"Not at all," Maraton replied. "I have a scheme of my own, scarcely developed as yet, a scheme which I wasn't sure, when I came here, that I should ever make use of, which justified me in saying what I did."
They looked at him jealously.
"Is it an arrangement with Mr. Foley that you're speaking of?" Peter
Dale enquired.
"Perhaps so," Maraton assented.
There was a dead silence. Maraton was leaning slightly against a table. Julia was talking to the wife of one of the delegates, a little way off. The others were all spread around, smoking and helping themselves to drinks which had just been brought in. Graveling's face was dark and angry.
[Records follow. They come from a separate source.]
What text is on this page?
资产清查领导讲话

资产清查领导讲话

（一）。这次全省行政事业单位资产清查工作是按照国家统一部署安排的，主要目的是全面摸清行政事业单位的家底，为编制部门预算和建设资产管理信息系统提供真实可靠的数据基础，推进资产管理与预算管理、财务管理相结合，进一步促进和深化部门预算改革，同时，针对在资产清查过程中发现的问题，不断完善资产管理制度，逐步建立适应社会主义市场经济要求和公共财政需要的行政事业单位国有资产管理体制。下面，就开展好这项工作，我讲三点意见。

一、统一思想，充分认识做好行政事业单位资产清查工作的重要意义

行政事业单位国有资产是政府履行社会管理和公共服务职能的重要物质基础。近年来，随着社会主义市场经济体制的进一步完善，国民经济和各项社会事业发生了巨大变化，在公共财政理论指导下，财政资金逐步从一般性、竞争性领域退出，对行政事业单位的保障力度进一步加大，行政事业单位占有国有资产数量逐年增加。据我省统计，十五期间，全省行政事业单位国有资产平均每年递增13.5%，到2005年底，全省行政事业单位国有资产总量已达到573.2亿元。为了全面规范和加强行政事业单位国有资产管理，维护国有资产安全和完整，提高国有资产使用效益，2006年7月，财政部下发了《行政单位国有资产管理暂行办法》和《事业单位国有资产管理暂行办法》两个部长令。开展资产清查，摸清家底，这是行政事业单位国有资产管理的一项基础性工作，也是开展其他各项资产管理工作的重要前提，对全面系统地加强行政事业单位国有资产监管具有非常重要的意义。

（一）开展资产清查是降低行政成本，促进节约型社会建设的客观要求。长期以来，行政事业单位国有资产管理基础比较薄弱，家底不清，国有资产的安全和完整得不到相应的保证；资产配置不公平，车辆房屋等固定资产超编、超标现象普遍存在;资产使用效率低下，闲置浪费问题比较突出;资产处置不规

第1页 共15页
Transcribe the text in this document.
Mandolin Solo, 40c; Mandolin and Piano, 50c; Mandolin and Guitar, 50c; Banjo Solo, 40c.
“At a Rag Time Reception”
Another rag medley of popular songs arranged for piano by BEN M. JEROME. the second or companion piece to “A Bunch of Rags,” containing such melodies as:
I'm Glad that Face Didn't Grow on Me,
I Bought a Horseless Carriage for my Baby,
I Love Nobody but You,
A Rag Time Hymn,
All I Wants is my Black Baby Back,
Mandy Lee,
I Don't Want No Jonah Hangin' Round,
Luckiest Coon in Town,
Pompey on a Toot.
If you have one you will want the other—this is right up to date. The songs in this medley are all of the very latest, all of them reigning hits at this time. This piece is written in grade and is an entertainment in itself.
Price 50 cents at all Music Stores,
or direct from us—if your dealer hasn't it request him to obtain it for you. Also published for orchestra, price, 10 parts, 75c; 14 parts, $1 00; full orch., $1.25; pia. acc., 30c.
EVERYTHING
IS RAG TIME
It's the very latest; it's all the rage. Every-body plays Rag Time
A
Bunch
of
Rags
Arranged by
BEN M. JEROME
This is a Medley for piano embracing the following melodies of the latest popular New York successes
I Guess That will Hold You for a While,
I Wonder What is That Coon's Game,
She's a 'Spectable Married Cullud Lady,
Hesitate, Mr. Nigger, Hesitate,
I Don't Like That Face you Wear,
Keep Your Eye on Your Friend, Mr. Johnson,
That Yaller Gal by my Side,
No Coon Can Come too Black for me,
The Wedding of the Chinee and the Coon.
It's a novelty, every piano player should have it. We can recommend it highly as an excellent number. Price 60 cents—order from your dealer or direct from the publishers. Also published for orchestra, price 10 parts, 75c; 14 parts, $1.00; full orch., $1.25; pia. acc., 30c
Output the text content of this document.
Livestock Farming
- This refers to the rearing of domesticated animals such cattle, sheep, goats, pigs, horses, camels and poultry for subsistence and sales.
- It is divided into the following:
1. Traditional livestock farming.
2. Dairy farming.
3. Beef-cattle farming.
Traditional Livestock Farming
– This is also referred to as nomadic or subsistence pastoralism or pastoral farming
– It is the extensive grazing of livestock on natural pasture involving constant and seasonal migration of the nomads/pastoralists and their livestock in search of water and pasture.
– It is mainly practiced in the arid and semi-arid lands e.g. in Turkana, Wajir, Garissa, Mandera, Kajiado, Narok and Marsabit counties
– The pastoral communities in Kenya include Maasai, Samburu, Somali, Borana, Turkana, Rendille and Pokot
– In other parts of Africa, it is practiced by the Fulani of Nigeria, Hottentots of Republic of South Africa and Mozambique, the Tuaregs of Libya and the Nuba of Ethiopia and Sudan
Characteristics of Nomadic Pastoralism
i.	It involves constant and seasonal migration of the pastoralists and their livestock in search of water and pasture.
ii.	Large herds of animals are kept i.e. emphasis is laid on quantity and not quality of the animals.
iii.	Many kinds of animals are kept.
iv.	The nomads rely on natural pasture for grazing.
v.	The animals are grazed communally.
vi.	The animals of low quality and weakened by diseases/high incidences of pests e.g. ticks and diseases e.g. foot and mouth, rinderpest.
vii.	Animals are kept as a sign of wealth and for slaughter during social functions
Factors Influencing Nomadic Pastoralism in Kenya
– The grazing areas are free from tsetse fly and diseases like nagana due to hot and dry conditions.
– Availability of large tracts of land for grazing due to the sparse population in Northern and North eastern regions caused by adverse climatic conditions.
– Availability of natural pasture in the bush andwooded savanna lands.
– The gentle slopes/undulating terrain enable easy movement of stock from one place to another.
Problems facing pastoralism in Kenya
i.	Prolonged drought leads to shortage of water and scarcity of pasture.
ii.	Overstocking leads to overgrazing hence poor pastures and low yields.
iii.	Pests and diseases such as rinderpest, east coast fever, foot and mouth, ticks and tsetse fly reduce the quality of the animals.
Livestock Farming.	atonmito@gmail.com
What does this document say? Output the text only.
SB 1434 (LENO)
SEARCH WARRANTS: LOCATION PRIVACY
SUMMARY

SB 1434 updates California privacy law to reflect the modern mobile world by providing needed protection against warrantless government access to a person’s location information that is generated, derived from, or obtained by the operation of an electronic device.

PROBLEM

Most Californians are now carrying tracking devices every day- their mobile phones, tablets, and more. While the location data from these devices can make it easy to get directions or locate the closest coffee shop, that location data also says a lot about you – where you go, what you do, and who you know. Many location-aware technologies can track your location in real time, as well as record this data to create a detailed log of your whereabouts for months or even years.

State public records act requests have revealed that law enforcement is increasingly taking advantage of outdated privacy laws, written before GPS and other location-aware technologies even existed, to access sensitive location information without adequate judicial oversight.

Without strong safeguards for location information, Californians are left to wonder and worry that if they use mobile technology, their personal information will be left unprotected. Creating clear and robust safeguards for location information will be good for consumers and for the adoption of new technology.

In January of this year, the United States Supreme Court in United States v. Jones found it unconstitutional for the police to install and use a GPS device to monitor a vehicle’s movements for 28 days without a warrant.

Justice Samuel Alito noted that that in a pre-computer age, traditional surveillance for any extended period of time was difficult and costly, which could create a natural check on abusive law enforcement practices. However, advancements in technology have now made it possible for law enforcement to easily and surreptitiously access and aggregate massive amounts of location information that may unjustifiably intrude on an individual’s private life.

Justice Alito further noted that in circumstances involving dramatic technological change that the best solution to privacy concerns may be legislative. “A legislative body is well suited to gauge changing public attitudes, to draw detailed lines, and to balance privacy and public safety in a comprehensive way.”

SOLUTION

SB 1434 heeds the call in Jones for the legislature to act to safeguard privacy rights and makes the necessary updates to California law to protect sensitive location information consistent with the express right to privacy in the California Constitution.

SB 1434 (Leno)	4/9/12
"Are we to gather," he demanded, "that there's some sort of an understanding between you and Mr. Foley?"
"If there is," Maraton asked easily, "to whom am I responsible?"
There was a silence, brief but intense. Julia had turned her head; the others, too, were listening. Peter Dale was blowing tobacco smoke from his mouth, Borden was breathing heavily. Graveling's small eyes were bright with anger and distrust. They were all of them realising the presence of a new force which had come amongst them, and already, with the immeasurable selfishness of their class, they were speculating as to its personal effect upon themselves. Peter Dale, with his hands in his trousers pockets, and his pipe between his teeth, elbowed his way to Maraton's side.
"Young man," he began solemnly, "we'd best have an understanding. Ask any of these others and they'll tell you I'm the leader of the Labour Party. Are you one of us or aren't you?"
"One of you, in a sense, I hope, Mr. Dale," Maraton answered simply. "Only you must put me down as an Independent. I don't understand conditions over here yet. Where my own way seems best, I am used to following it."